The unusual substrate specificity of a virulence associated serine hydrolase from the highly toxic bacterium, Francisella tularensis

Biochem Biophys Rep. 2016 Jul 12:7:415-422. doi: 10.1016/j.bbrep.2016.07.006. eCollection 2016 Sep.


Francisella tularensis is the causative agent of the highly, infectious disease, tularemia. Amongst the genes identified as essential to the virulence of F. tularensis was the proposed serine hydrolase FTT0941c. Herein, we purified FTT0941c to homogeneity and then characterized the folded stability, enzymatic activity, and substrate specificity of FTT0941c. Based on phylogenetic analysis, FTT0941c was classified within a divergent Francisella subbranch of the bacterial hormone sensitive lipase (HSL) superfamily, but with the conserved sequence motifs of a bacterial serine hydrolase. FTT0941c showed broad hydrolase activity against diverse libraries of ester substrates, including significant hydrolytic activity across alkyl ester substrates from 2 to 8 carbons in length. Among a diverse library of fluorogenic substrates, FTT0941c preferred α-cyclohexyl ester substrates, matching with the substrate specificity of structural homologues and the broad open architecture of its modeled binding pocket. By substitutional analysis, FTT0941c was confirmed to have a classic catalytic triad of Ser115, His278, and Asp248 and to remain thermally stable even after substitution. Its overall substrate specificity profile, divergent phylogenetic homology, and preliminary pathway analysis suggested potential biological functions for FTT0941c in diverse metabolic degradation pathways in F. tularensis.
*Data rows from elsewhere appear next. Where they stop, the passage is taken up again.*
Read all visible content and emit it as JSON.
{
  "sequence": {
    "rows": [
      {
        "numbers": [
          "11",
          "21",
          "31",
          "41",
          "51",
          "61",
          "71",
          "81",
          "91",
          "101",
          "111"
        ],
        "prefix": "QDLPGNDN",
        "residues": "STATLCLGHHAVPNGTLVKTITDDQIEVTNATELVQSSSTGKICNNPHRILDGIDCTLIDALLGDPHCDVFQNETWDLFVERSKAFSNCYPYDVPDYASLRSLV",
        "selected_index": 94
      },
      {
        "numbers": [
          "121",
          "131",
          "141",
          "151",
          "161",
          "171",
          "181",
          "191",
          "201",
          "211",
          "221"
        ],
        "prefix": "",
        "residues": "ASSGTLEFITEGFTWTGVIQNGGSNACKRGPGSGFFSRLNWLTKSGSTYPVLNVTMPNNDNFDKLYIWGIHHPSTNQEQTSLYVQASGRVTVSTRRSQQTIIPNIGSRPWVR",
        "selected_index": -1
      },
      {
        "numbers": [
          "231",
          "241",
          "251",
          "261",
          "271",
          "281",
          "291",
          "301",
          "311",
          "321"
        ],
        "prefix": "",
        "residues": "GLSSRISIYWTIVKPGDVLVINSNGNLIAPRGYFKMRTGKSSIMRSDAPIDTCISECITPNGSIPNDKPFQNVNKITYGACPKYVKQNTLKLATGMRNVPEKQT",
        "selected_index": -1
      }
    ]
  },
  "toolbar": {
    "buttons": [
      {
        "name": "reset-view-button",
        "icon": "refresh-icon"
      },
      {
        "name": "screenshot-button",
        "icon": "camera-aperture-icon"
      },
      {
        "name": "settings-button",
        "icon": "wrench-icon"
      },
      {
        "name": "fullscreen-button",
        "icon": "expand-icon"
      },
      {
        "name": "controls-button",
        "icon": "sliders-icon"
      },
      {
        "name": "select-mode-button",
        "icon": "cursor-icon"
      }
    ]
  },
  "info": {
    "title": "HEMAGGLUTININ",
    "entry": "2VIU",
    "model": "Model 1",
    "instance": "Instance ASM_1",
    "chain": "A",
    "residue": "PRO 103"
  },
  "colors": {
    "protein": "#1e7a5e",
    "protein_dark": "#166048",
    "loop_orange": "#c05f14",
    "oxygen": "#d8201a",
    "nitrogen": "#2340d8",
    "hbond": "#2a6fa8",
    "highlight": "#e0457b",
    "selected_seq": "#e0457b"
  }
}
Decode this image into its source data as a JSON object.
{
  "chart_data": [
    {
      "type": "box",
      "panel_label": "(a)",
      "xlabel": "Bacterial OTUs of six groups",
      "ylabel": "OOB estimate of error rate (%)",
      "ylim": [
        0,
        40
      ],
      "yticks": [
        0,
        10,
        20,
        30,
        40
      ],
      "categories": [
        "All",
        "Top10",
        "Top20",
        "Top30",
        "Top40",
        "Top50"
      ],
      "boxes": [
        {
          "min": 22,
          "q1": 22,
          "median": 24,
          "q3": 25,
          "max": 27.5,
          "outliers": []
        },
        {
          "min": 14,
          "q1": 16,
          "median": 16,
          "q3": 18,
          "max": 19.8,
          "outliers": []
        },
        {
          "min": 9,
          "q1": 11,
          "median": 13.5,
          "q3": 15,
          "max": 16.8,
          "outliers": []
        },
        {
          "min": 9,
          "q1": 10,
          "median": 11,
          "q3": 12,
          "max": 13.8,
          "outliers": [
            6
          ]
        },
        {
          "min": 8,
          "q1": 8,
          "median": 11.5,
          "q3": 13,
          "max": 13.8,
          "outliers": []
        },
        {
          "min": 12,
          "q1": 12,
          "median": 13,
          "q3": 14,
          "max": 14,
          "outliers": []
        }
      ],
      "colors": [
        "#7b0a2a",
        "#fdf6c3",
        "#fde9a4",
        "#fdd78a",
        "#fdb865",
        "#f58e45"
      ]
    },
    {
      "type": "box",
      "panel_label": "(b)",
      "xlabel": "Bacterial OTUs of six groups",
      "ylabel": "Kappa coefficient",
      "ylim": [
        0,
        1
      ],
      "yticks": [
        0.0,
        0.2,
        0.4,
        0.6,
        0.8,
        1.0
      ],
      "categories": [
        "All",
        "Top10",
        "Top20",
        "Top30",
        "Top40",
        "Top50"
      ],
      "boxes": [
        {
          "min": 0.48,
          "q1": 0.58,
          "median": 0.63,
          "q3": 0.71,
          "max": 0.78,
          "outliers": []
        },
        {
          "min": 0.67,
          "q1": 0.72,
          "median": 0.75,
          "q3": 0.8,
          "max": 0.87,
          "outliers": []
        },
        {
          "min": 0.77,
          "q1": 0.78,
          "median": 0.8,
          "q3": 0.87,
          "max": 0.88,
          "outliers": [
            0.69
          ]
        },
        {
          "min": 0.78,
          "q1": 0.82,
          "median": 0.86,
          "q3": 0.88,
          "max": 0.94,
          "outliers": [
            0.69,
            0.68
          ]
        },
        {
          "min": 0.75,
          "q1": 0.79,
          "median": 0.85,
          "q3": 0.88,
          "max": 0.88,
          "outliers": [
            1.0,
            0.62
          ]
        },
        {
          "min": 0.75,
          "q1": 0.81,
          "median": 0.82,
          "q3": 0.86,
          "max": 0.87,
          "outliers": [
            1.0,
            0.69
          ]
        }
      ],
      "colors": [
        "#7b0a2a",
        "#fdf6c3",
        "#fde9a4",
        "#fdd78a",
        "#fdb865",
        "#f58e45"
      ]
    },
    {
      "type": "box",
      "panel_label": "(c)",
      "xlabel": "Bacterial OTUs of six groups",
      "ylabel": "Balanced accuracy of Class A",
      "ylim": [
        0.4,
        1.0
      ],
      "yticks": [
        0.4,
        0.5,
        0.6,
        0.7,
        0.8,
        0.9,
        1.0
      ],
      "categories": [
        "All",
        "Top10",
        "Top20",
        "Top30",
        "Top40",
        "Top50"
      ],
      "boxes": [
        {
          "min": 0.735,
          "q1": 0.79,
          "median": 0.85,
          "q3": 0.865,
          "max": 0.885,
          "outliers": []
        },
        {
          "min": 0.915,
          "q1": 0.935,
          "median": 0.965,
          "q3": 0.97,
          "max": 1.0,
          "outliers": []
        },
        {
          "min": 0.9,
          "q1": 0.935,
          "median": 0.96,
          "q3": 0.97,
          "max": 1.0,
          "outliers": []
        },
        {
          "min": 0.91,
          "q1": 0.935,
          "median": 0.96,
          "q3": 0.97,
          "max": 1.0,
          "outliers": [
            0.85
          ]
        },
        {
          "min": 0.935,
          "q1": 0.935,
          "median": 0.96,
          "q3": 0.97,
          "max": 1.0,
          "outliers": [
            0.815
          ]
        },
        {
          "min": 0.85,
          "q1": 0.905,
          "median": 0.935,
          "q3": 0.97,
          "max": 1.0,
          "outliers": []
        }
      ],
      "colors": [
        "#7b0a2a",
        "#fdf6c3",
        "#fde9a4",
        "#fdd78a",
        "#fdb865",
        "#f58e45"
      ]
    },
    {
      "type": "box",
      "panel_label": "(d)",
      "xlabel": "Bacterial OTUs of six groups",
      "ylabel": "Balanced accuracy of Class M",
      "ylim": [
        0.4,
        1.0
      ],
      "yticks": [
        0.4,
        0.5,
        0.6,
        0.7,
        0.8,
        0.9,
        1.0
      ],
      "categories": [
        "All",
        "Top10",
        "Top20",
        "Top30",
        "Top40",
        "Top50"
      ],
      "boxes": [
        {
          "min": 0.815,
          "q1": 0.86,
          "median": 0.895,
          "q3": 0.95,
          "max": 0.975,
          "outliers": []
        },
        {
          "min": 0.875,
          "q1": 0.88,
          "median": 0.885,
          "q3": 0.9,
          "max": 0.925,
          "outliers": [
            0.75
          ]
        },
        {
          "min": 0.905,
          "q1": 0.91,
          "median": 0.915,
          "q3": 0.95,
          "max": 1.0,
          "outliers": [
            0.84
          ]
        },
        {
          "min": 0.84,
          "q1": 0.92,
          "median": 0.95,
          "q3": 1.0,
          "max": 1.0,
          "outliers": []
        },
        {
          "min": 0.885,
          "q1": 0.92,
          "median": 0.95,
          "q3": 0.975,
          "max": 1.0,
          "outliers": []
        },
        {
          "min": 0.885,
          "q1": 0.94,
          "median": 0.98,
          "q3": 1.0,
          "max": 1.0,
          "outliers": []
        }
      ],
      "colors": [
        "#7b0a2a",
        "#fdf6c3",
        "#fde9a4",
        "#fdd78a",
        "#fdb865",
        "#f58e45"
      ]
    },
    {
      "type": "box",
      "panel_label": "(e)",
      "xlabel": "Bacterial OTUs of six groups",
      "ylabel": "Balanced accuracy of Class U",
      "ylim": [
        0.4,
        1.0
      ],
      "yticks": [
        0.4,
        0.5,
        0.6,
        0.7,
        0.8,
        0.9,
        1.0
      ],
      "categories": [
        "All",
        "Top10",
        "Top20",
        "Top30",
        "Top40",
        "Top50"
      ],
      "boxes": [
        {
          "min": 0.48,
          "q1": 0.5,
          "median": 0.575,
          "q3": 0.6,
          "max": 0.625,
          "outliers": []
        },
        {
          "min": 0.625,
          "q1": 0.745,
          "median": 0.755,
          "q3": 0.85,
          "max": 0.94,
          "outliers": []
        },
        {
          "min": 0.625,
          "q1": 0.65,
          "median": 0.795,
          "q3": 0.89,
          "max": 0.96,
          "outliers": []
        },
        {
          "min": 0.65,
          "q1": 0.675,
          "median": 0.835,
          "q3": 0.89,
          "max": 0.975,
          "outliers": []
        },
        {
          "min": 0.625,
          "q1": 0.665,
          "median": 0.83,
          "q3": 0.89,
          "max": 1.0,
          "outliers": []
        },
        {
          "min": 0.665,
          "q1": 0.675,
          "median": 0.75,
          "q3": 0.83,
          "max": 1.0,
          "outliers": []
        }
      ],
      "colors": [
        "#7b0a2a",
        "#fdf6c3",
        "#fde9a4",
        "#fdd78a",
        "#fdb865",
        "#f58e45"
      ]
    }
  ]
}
Keywords: DSF, differential scanning fluorimetry; FTT0941c, virulence associated serine hydrolase from Francisella tularensis; Fluorogenic substrates; Francisella tularensis; HSL, hormone sensitive lipase; KEGG, Kyoto Encyclopedia of Genes and Genomes; LB, Luria-Bertani broth; MWCO, molecular weight cut-off; Ni-NTA, nickel-nitrilotriacetic acid; PDB, protein data bank; Serine hydrolase; Substrate specificity; Virulence.